I’m sure there is a relatively simple way to get from liquid nitrogen to nitrogen compounds
These days we do have the means to do it, though I don’t know how achievable they are to the home-gamer
But historically this was actually a huge chemistry problem
I’m not a chemist, so I gotta gloss over some stuff I don’t fully understand
But nitrogen tends to form bonds with itself and makes an N2 molecule. That’s what the nitrogen in the air is, that’s what liquid nitrogen is.
And unfortunately for us (for chemistry purposes) that molecule is very stable, it doesn’t like to react with much, for most practical purposes it can basically be considered inert.
However, nitrogen is of course part of a whole lot of other chemicals as well, very important chemicals that plants and animals need. You probably heard about the nitrogen cycle in middle or high school science class at one point, and how nitrogen-fixing bacteria in the soil can convert atmospheric nitrogen into stuff that plants can use, and then animals eat the plants, and their waste also contains nitrogen compounds that can feed plants, etc.
But for us to do that through chemical processes isn’t easy. We can’t just pour some liquid nitrogen into a beaker and mix in some other stuff and it reacts to make ammonia or whatever other nitrogen compound you desire.
Until around 100 years ago, we basically couldn’t turn atmospheric nitrogen into anything else, at least not at any kind of scale and not in any commercially viable way. Which was a huge problem as the world’s population was growing and growing enough food to feed everyone was hard without being able to make synthetic fertilizers. The US actually has a law saying that they’re allowed to just claim uninhabited islands that are covered in bird shit because that guano was rich in ammonia and other nitrogen compounds and so immensely valuable as a fertilizer.

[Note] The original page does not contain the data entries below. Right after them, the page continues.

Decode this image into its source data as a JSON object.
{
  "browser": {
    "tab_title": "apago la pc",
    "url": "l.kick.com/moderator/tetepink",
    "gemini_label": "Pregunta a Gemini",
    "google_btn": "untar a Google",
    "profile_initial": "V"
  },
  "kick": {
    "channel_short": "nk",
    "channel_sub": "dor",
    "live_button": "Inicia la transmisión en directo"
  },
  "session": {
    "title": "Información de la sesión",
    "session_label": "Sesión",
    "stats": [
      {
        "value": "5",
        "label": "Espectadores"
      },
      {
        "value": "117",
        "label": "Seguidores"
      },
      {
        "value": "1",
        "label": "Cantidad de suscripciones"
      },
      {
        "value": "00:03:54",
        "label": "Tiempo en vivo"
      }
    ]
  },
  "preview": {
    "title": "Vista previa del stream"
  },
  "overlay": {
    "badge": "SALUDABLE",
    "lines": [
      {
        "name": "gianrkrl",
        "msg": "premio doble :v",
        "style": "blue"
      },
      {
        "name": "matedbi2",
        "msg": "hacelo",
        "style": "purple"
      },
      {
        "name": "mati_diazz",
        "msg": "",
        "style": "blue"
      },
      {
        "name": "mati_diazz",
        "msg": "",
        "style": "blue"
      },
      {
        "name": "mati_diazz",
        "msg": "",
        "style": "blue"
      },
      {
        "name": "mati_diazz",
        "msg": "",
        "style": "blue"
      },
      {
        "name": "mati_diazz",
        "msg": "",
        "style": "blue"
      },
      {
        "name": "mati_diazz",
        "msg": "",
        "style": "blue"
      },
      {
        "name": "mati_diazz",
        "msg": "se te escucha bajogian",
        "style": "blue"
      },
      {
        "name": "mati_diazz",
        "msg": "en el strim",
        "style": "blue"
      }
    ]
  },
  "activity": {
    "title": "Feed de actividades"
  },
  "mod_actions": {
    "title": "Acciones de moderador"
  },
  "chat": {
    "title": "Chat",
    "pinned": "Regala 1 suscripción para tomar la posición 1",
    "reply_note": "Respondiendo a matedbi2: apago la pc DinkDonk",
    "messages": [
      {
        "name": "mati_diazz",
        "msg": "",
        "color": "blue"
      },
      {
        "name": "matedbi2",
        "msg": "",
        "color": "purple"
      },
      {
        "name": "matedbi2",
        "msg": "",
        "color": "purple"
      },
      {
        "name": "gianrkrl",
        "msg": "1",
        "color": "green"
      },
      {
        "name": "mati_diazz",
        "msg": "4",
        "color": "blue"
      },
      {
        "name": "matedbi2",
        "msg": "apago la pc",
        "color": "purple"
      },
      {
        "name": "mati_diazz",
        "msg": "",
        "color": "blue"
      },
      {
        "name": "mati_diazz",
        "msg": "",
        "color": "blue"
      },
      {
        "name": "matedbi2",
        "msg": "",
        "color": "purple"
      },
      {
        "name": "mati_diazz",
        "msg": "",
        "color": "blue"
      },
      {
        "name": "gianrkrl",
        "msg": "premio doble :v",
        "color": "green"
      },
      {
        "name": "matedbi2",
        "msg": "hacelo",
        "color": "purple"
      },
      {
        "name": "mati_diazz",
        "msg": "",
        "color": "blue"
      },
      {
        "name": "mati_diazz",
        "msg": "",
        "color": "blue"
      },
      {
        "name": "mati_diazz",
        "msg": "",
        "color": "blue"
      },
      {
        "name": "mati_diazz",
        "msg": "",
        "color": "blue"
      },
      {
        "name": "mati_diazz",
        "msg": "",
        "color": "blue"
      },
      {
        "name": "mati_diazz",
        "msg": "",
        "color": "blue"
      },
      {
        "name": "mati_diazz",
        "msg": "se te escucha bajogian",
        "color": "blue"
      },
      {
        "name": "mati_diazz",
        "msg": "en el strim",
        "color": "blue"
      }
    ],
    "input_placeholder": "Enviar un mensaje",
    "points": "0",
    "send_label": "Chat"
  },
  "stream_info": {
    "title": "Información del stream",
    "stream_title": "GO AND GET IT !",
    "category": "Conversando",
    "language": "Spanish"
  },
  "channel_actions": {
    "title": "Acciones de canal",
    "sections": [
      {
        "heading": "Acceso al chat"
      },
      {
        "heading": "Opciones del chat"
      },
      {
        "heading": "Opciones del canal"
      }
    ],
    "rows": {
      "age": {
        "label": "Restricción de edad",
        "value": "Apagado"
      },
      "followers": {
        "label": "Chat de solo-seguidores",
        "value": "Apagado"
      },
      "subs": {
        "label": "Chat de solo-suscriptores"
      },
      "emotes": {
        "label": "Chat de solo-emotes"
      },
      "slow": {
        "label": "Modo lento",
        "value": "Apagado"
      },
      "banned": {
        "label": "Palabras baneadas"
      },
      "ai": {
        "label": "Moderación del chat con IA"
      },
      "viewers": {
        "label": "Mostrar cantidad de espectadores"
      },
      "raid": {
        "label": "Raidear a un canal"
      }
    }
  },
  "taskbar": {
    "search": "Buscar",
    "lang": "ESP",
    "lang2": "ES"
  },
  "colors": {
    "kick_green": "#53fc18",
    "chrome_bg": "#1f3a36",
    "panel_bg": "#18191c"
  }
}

Then along comes Fritz Haber, who comes up with the Haber process to turn atmospheric nitrogen into ammonia. This was a huge deal and he won a Nobel Prize in chemistry for it. I don’t think it’s a stretch to say that if you’ve eaten pretty much anything grown on a farm you owe it to the Haber process.
And it’s still a huge deal to this day, the haber process is responsible for around 2% of the world’s energy consumption, and about the same amount of our greenhouse gas emissions.
If you’ve got a quick and easy way to turn pure nitrogen into something else, there’s probably another Nobel Prize waiting for you.
Birkeland–Eyde, yes, but that’s even more inefficient than the Haber process.
Ostwald is something else though, that’s basically the next step after the Haber process to turn the ammonia into nitric acid.